“With this mortality rate, this is really nothing to play around with,” Barron said. “What are we going to do if a voter is in line that’s exhibiting symptoms? Are we allowed to use non-contact thermometers to take people’s temperature? Are we allowed to send someone home if they’re in line with a fever?”
Barron said further guidance is needed to ensure the safety of voters and poll workers.
Secretary of State Brad Raffensperger is encouraging voters to cast ballots remotely and avoid human contact at precincts. His office mailed absentee ballot request forms to the state's 6.9 million active voters, and more than 701,000 of them have already been returned and processed through Wednesday, according to state data.
But in-person voting locations must remain open on election day and during three weeks of early voting beginning May 18, according to state law. Polling places will be equipped with cleaning supplies and protective gear for poll workers.
Barron wants to avoid the kind of situation seen in Wisconsin’s April 7 primary, when crowds of voters waited in long lines and many precincts were closed.
As of Tuesday, 19 people in Wisconsin who tested positive for COVID-19 reported they had voted in person or worked at the polls, but it's unclear whether they contracted the illness at precincts or somewhere else.
To catch up on the backlog of absentee ballot requests, 30 employees are on loan to the elections office from county’s tax commissioner and tax assessor. They’ve spread out across the atrium of the Fulton government center in downtown Atlanta.
Walker and Jones last worked in the office March 23. Jones wasn't tested for the coronavirus early this month when tests were in short supply, but his doctors told him it was likely he contracted the illness. Jones is now working from home.
Walker worked in the elections office since 1997 and was a registration supervisor when she retired in 2012. She continued to work part-time since then.
Beverly A. Walker, a Fulton County elections employee, died from illness related to COVID19 on April 15, 2020.
Walker knew everything about running elections, including registration, absentee voting and petitions, Jones said.
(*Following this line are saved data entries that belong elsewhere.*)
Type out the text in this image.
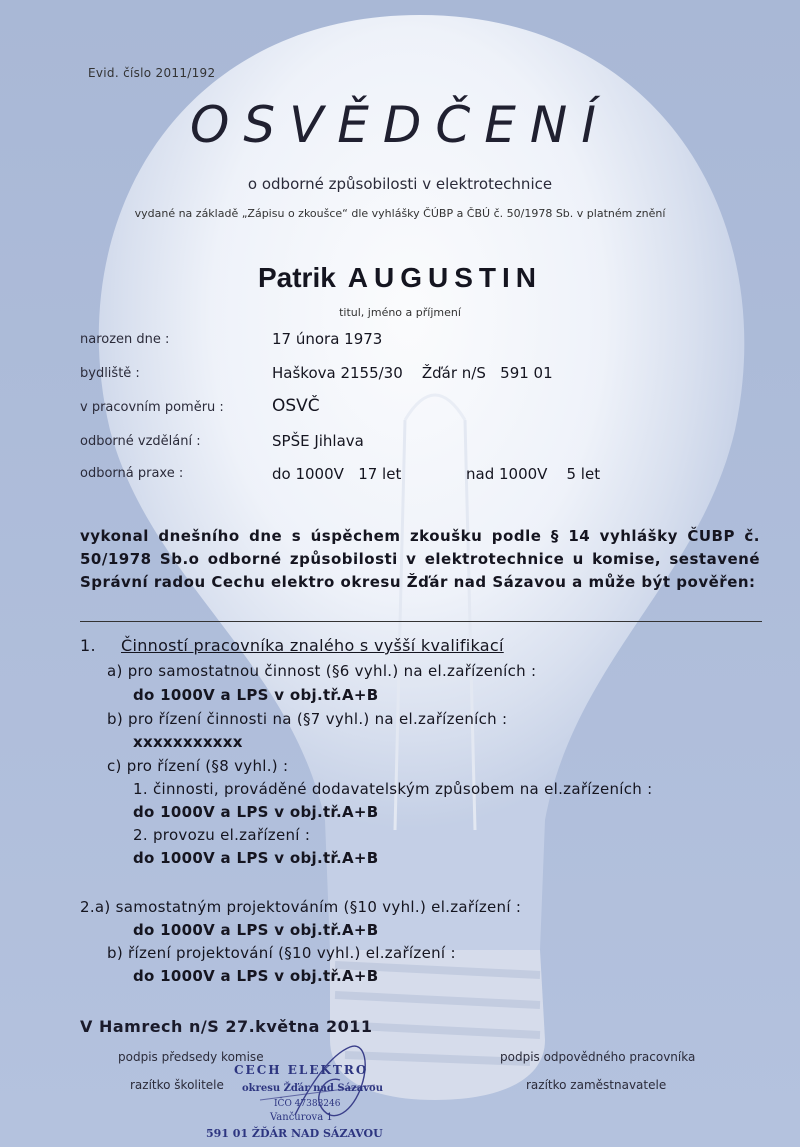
Evid. číslo 2011/192
OSVĚDČENÍ
o odborné způsobilosti v elektrotechnice
vydané na základě „Zápisu o zkoušce“ dle vyhlášky ČÚBP a ČBÚ č. 50/1978 Sb. v platném znění
Patrik AUGUSTIN
titul, jméno a příjmení
narozen dne :	17 února 1973
bydliště :	Haškova 2155/30    Žďár n/S   591 01
v pracovním poměru :	OSVČ
odborné vzdělání :	SPŠE Jihlava
odborná praxe :	do 1000V   17 let	nad 1000V    5 let
vykonal dnešního dne s úspěchem zkoušku podle § 14 vyhlášky ČUBP č. 50/1978 Sb.o odborné způsobilosti v elektrotechnice u komise, sestavené Správní radou Cechu elektro okresu Žďár nad Sázavou a může být pověřen:
1. Činností pracovníka znalého s vyšší kvalifikací
a) pro samostatnou činnost (§6 vyhl.) na el.zařízeních :
do 1000V a LPS v obj.tř.A+B
b) pro řízení činnosti na (§7 vyhl.) na el.zařízeních :
xxxxxxxxxxx
c) pro řízení (§8 vyhl.) :
1. činnosti, prováděné dodavatelským způsobem na el.zařízeních :
do 1000V a LPS v obj.tř.A+B
2. provozu el.zařízení :
do 1000V a LPS v obj.tř.A+B
2.a) samostatným projektováním (§10 vyhl.) el.zařízení :
do 1000V a LPS v obj.tř.A+B
b) řízení projektování (§10 vyhl.) el.zařízení :
do 1000V a LPS v obj.tř.A+B
V Hamrech n/S 27.května 2011
podpis předsedy komise
razítko školitele
podpis odpovědného pracovníka
razítko zaměstnavatele
CECH ELEKTRO
okresu Žďár nad Sázavou
IČO 47383246
Vančurova 1
591 01 ŽĎÁR NAD SÁZAVOU
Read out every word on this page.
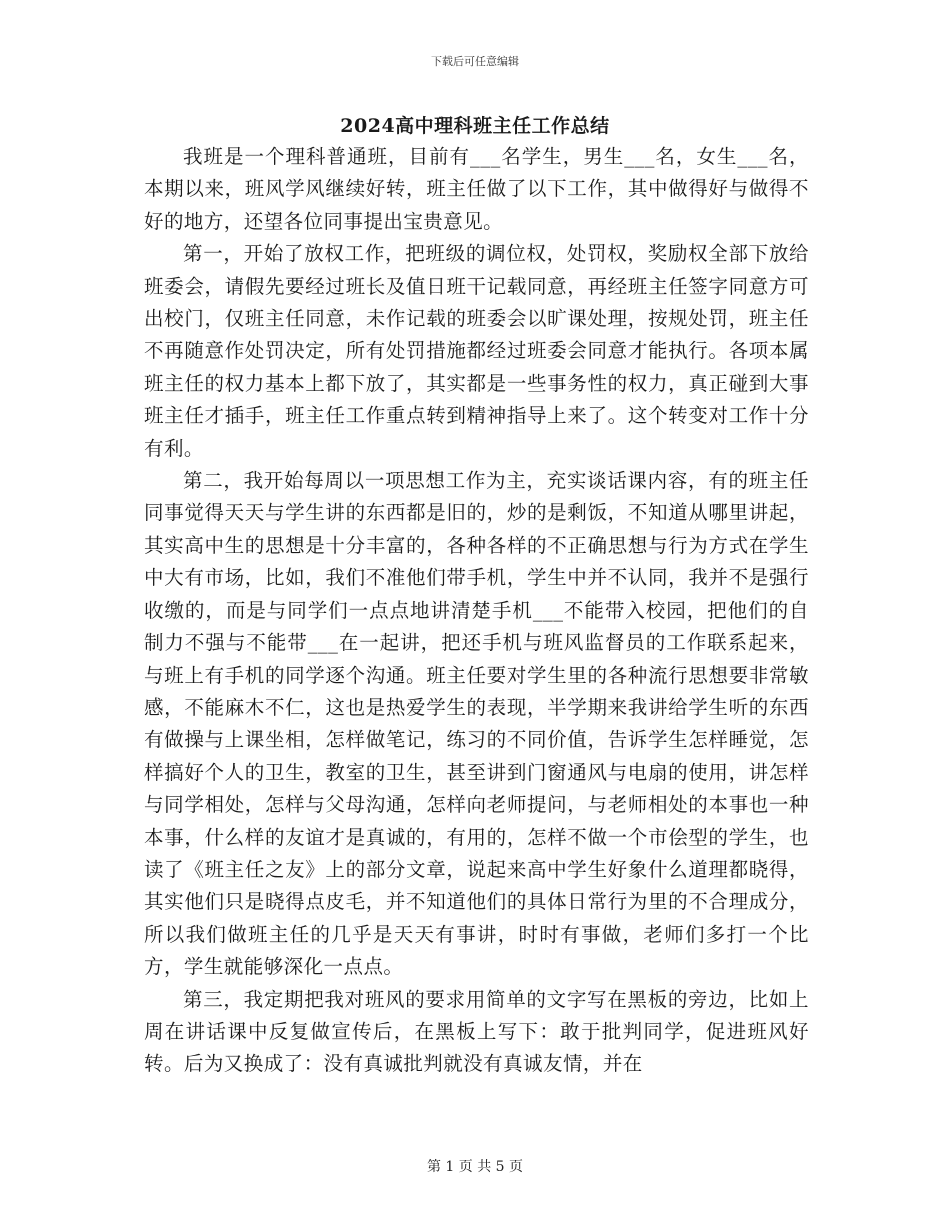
下载后可任意编辑
2024高中理科班主任工作总结

我班是一个理科普通班，目前有___名学生，男生___名，女生___名，本期以来，班风学风继续好转，班主任做了以下工作，其中做得好与做得不好的地方，还望各位同事提出宝贵意见。

第一，开始了放权工作，把班级的调位权，处罚权，奖励权全部下放给班委会，请假先要经过班长及值日班干记载同意，再经班主任签字同意方可出校门，仅班主任同意，未作记载的班委会以旷课处理，按规处罚，班主任不再随意作处罚决定，所有处罚措施都经过班委会同意才能执行。各项本属班主任的权力基本上都下放了，其实都是一些事务性的权力，真正碰到大事班主任才插手，班主任工作重点转到精神指导上来了。这个转变对工作十分有利。

第二，我开始每周以一项思想工作为主，充实谈话课内容，有的班主任同事觉得天天与学生讲的东西都是旧的，炒的是剩饭，不知道从哪里讲起，其实高中生的思想是十分丰富的，各种各样的不正确思想与行为方式在学生中大有市场，比如，我们不准他们带手机，学生中并不认同，我并不是强行收缴的，而是与同学们一点点地讲清楚手机___不能带入校园，把他们的自制力不强与不能带___在一起讲，把还手机与班风监督员的工作联系起来，与班上有手机的同学逐个沟通。班主任要对学生里的各种流行思想要非常敏感，不能麻木不仁，这也是热爱学生的表现，半学期来我讲给学生听的东西有做操与上课坐相，怎样做笔记，练习的不同价值，告诉学生怎样睡觉，怎样搞好个人的卫生，教室的卫生，甚至讲到门窗通风与电扇的使用，讲怎样与同学相处，怎样与父母沟通，怎样向老师提问，与老师相处的本事也一种本事，什么样的友谊才是真诚的，有用的，怎样不做一个市侩型的学生，也读了《班主任之友》上的部分文章，说起来高中学生好象什么道理都晓得，其实他们只是晓得点皮毛，并不知道他们的具体日常行为里的不合理成分，所以我们做班主任的几乎是天天有事讲，时时有事做，老师们多打一个比方，学生就能够深化一点点。

第三，我定期把我对班风的要求用简单的文字写在黑板的旁边，比如上周在讲话课中反复做宣传后，在黑板上写下：敢于批判同学，促进班风好转。后为又换成了：没有真诚批判就没有真诚友情，并在

第 1 页 共 5 页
She was a mild-mannered and giving person who liked to cook for the elections staff.
It’s unknown whether Walker and Jones caught the coronavirus from each other or separately.
“We’re trying to adhere to the policies of making sure that everybody is six feet away, and we’re trying not to overtax the workers,” Jones said. “We are actually functioning. The numbers should be really coming on board soon.”
The county expects to catch up on processing absentee ballot requests by Wednesday, Barron said. Ballots will be mailed to voters a day or two after they're processed.